Taking a proactive, relationship-based approach – offering a trusted second opinion on strategic opportunities worldwide, and alerting corporate clients to regulatory changes – relationship managers also help firms set up overseas business accounts, and liaise on their behalf with various specialist Commerzbank teams for the right solutions and products. For instance, they can direct a globalising client to debt and equity capital markets, cash management tools, commodities hedging, and M&A and corporate financing.

Undoubtedly, the risks of entering new, exotic markets can be significant. But this is why Commerzbank operates one of the most active risk mitigation desks in the world, in order to sustain trade and help corporate customers remain competitive in challenging markets.

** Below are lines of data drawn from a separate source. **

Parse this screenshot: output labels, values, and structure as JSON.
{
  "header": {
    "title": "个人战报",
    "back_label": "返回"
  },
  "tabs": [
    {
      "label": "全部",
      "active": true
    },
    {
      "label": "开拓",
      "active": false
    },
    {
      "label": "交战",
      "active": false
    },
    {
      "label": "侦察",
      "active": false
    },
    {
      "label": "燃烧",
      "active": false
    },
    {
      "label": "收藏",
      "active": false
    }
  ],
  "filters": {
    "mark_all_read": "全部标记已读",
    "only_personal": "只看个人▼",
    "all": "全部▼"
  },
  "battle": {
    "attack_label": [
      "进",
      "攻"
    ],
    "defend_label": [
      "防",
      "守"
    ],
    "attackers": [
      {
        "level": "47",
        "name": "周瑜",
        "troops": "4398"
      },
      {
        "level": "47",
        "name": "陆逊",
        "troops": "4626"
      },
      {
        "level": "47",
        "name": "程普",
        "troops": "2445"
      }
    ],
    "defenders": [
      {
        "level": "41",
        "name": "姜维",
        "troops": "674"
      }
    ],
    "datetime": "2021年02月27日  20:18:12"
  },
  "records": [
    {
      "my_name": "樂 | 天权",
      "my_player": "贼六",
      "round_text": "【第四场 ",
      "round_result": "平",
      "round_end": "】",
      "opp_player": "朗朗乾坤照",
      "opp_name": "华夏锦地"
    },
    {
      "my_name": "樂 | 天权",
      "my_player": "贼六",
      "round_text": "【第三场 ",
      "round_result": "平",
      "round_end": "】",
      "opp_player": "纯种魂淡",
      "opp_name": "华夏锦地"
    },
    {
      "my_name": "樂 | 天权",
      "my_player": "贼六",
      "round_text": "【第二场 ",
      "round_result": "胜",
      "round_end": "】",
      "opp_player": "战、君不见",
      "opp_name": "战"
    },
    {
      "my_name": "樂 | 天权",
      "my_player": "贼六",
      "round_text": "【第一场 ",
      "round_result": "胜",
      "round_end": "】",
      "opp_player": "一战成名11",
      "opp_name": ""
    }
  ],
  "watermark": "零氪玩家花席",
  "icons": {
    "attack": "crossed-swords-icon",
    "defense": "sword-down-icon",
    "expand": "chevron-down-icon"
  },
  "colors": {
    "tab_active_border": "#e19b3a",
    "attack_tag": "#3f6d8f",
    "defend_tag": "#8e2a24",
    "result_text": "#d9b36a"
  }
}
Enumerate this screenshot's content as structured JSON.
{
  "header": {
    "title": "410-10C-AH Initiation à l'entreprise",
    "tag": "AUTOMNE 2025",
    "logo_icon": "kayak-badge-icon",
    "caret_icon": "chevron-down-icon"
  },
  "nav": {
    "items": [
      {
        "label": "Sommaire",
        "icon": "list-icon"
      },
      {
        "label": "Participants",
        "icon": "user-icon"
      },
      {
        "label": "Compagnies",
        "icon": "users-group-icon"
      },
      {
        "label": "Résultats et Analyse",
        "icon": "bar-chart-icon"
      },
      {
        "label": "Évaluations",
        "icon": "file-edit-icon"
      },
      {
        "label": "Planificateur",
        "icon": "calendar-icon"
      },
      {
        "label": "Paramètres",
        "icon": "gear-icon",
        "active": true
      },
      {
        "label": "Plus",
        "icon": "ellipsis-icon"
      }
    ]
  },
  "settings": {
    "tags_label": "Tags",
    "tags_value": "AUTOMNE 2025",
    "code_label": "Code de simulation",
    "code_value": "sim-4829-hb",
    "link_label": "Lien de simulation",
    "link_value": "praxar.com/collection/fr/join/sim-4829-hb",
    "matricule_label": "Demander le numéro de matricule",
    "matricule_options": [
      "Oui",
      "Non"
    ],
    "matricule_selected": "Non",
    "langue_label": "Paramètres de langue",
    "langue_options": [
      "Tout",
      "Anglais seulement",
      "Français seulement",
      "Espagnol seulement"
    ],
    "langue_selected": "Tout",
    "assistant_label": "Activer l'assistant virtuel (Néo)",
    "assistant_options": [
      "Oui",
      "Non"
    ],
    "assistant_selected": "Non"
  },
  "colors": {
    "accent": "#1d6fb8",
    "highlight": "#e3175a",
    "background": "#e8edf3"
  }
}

For instance, a recently established major representative office in Abidjan, the economic capital of the Ivory Coast, is also set to serve as an innovative research hub for Africa, channelling insights and information on risk and building knowledge, trust and contacts for new trade opportunities in Africa’s long-term development.

Another asset Commerzbank sees as essential to its corporate clients is digitalisation. Recognising a digital-driven experience is the new normal for modern and efficient corporate business models, Commerzbank has invested heavily in technology for its corporate clients. By fostering the development of financial technology as part of its ‘digital agenda’ the bank has made it a priority to adapt to the digital economy.

A notable example is the pioneering use of trade processing centres. With two already established – in Poland and Malaysia – and more in the pipeline, these centres allow corporations to do business around the clock, every working day, with their trade unaffected by global time differences.

Certainly, following the client’s business is a something to which all banks aspire. But supporting corporate customers across the globe – from Germany to Brazil, and from Bangladesh to Nigeria – requires a relationship and technology-driven commitment few financial institutions can muster.